14. The first expanded McDonald's location is now basically an underwater museum.

blanscape/iStock via Getty Images

When businessman Ray Kroc bought out the McDonald brothers, he opened his first location in Des Plaines, Illinois in 1955. After 29 years, the building was demolished—but the company rebuilt it using the original blueprints to turn it into a monument of their history. Repeat area floods have kept tourists away, though: the interior closed in 2008, leaving McDonald’s fans to take pictures of the outside.

15. There is one location still serving McDonald's Pizza.

GANNAMARTYSHEVA/iStock via Getty Images

In the '80s and early '90s, 40 percent of McDonald's locations sold pizza. The model didn't work.

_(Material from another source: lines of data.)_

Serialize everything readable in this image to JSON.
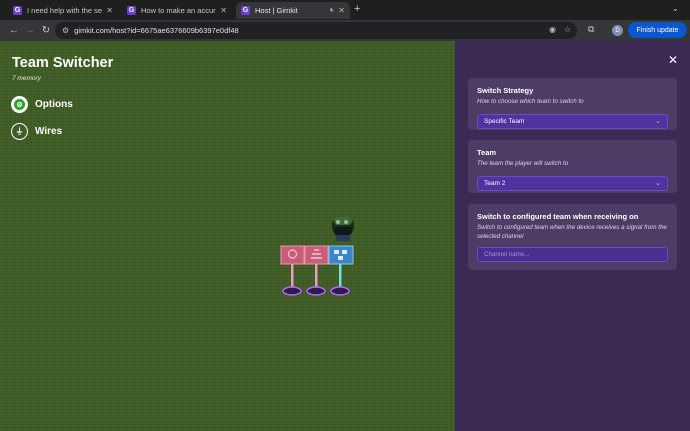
{
  "browser": {
    "tabs": [
      {
        "title": "I need help with the seconde",
        "favicon": "G",
        "active": false
      },
      {
        "title": "How to make an accurate \"se",
        "favicon": "G",
        "active": false
      },
      {
        "title": "Host | Gimkit",
        "favicon": "G",
        "active": true
      }
    ],
    "url": "gimkit.com/host?id=6675ae6376609b6397e0df48",
    "profile_initial": "D",
    "finish_update_label": "Finish update",
    "icons": [
      "back-icon",
      "forward-icon",
      "reload-icon",
      "site-info-icon",
      "eye-off-icon",
      "bookmark-star-icon",
      "extensions-icon",
      "kebab-menu-icon"
    ]
  },
  "device": {
    "title": "Team Switcher",
    "memory": "7 memory",
    "options_label": "Options",
    "wires_label": "Wires"
  },
  "panel": {
    "sections": [
      {
        "heading": "Switch Strategy",
        "description": "How to choose which team to switch to",
        "value": "Specific Team"
      },
      {
        "heading": "Team",
        "description": "The team the player will switch to",
        "value": "Team 2"
      },
      {
        "heading": "Switch to configured team when receiving on",
        "description": "Switch to configured team when the device receives a signal from the selected channel",
        "placeholder": "Channel name..."
      }
    ]
  },
  "colors": {
    "game_background": "#3f5d24",
    "panel_background": "#3c2a55",
    "card_background": "#4e3c66",
    "select_background": "#5232a0",
    "finish_button": "#0b57d0"
  }
}
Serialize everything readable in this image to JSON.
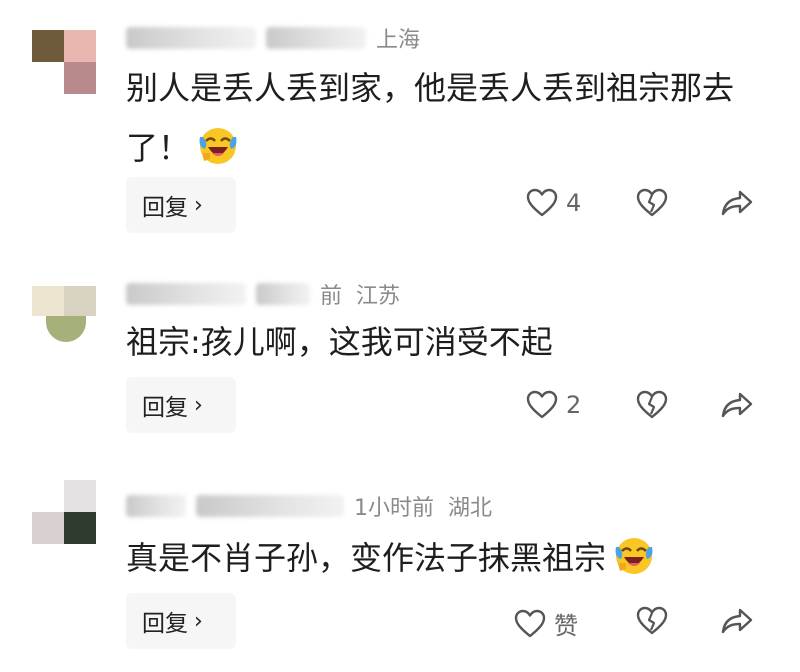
{
  "comments": [
    {
      "meta_location": "上海",
      "meta_time": "",
      "text": "别人是丢人丢到家，他是丢人丢到祖宗那去了！",
      "reply_label": "回复",
      "like_count": "4"
    },
    {
      "meta_time": "前",
      "meta_location": "江苏",
      "text": "祖宗:孩儿啊，这我可消受不起",
      "reply_label": "回复",
      "like_count": "2"
    },
    {
      "meta_time": "1小时前",
      "meta_location": "湖北",
      "text": "真是不肖子孙，变作法子抹黑祖宗",
      "reply_label": "回复",
      "like_count": "赞"
    }
  ],
  "icons": {
    "like": "heart-outline-icon",
    "dislike": "broken-heart-icon",
    "share": "share-arrow-icon",
    "emoji": "laughing-crying-emoji"
  },
  "colors": {
    "text": "#1e1e1e",
    "meta": "#8a8a8a",
    "reply_bg": "#f6f6f6",
    "icon": "#555555"
  }
}
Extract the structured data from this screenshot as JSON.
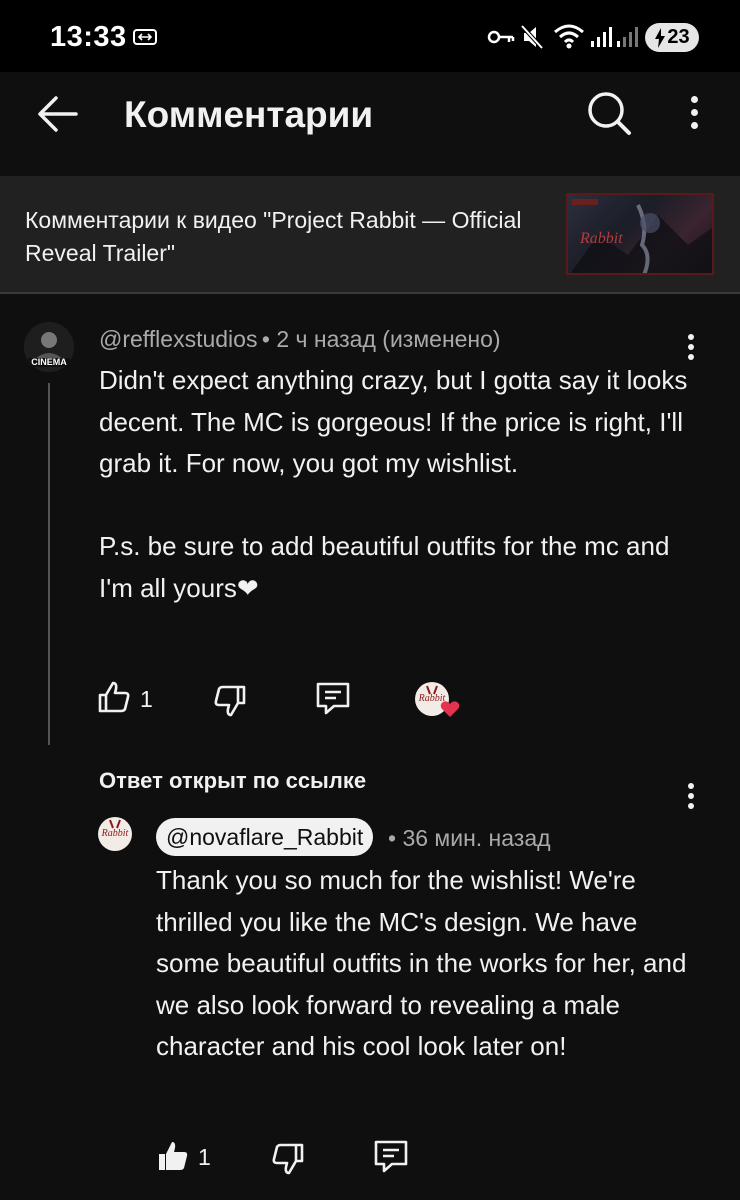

There were too many competitors that could sell pies cheaper, faster, and tastier, and the pizza-making process was slowing down the overall kitchen flow. As of 2015, however, you could still find a version of the pizzas being sold at two locations in the U.S.: one in Pomeroy, Ohio, and one in Spencer, West Virginia. McDonald's corporate reached out to the franchise owner and asked him to stop in 2017, but there is a glimmer of hope for McPizza fans. The Orlando location that touts itself as America's largest McDonald's now serves pies.

16. The Hula Burger was once the company’s answer to Lent.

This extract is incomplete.